The major challenges to such an approach are an economic recession and lack of funding, which are likely to add to the scourge of growing social inequality, he says. For example, the burden for home schooling and child care created by the pandemic seems to have been shouldered primarily by girls and women in most countries, which in turn has made it even more difficult for them to participate in sport and physical activity, even at the most informal level. In most Commonwealth countries, girls and women already participate in lower numbers and qualitatively unequal ways than boys and men.

“Any attempt to build sport back better will require a political response that pays heed to the inequities exposed and exacerbated by COVID-19, and plans for sport in the context of overall social policies,” he says.

The researchers suggest collecting comprehensive, national-level data on sport and physical activity participation that includes analyses using social class, racial, ethnic and gender data, and data concerning age and disability.

“For example, it is important to ask whether the design of new city infrastructure for cycling and walking has served the entire population, including at-risk groups, or only happened in communities with an active middle class cycling, anti-car lobby,” says Kidd.

“In many ways, this concern for equity and inclusion is a damning critique of the current sport systems in many countries, widely seen as inequitable and exclusive. The call is timely during a pandemic because greater participation in community sports and recreational physical activity is strongly related to individual and public health,” says Donnelly.

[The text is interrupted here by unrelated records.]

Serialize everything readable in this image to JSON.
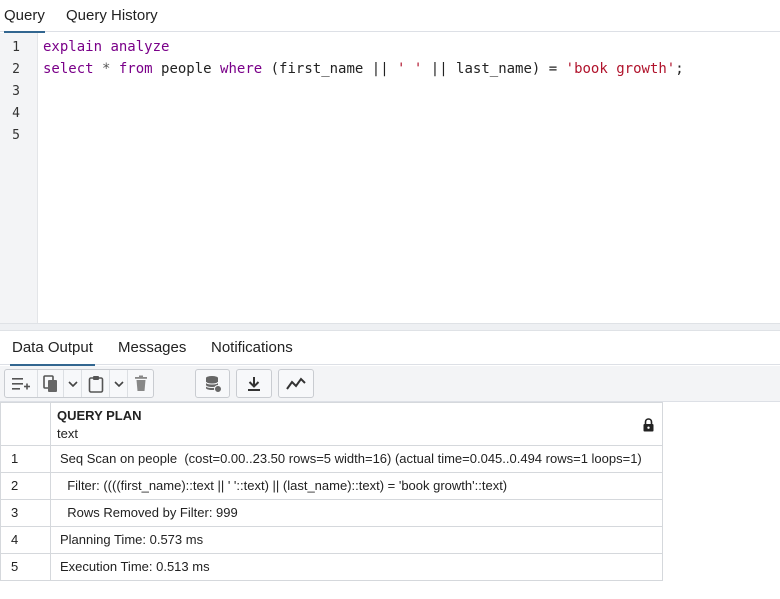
{
  "top_tabs": [
    {
      "label": "Query"
    },
    {
      "label": "Query History"
    }
  ],
  "editor": {
    "line_numbers": [
      "1",
      "2",
      "3",
      "4",
      "5"
    ],
    "line1": {
      "kw1": "explain",
      "sp": " ",
      "kw2": "analyze"
    },
    "line2": {
      "t1": "select",
      "t2": " * ",
      "t3": "from",
      "t4": " people ",
      "t5": "where",
      "t6": " (first_name || ",
      "t7": "' '",
      "t8": " || last_name) = ",
      "t9": "'book growth'",
      "t10": ";"
    }
  },
  "bottom_tabs": [
    {
      "label": "Data Output"
    },
    {
      "label": "Messages"
    },
    {
      "label": "Notifications"
    }
  ],
  "toolbar": {
    "icons": [
      "add-row-icon",
      "copy-icon",
      "paste-icon",
      "delete-icon",
      "save-data-icon",
      "download-icon",
      "graph-icon"
    ]
  },
  "grid": {
    "column": {
      "title": "QUERY PLAN",
      "type": "text"
    },
    "rows": [
      {
        "num": "1",
        "value": "Seq Scan on people  (cost=0.00..23.50 rows=5 width=16) (actual time=0.045..0.494 rows=1 loops=1)"
      },
      {
        "num": "2",
        "value": "  Filter: ((((first_name)::text || ' '::text) || (last_name)::text) = 'book growth'::text)"
      },
      {
        "num": "3",
        "value": "  Rows Removed by Filter: 999"
      },
      {
        "num": "4",
        "value": "Planning Time: 0.573 ms"
      },
      {
        "num": "5",
        "value": "Execution Time: 0.513 ms"
      }
    ]
  },
  "colors": {
    "accent": "#326690",
    "keyword": "#7a0089",
    "string": "#b0122b"
  }
}
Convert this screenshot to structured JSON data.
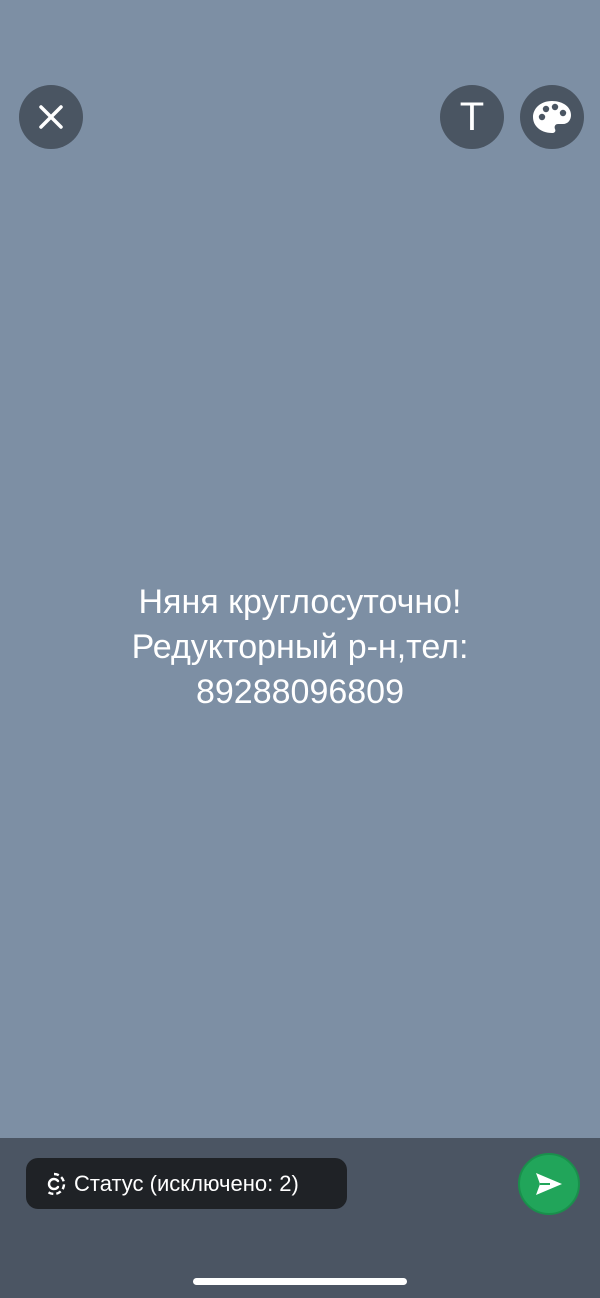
{
  "toolbar": {
    "close_icon": "close-icon",
    "text_tool_label": "T",
    "text_tool_icon": "text-icon",
    "color_icon": "palette-icon"
  },
  "status": {
    "lines": [
      "Няня круглосуточно!",
      "Редукторный р-н,тел:",
      "89288096809"
    ],
    "background_color": "#7d8fa4",
    "text_color": "#ffffff"
  },
  "footer": {
    "privacy_label": "Статус (исключено: 2)",
    "privacy_icon": "status-icon",
    "send_icon": "send-icon",
    "send_color": "#21a55a"
  }
}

The report is also a call to establish a balance between sport for all – which includes community sports and recreational physical activity and high-performance sport – and the highly competitive development systems that lead to high performance and professional sport.

“The latter absorbs massive public resources in many countries – government funding, facilities and equipment, coaches and instructors, and so on. By some estimates, the proportion of government funding in some countries is 90 per cent to high-performance sport and 10 per cent to sport for all. As a significant public health measure, a shift to 50-50 funding would go a long way toward helping to establish equitable and inclusive sport for all,” Donnelly says.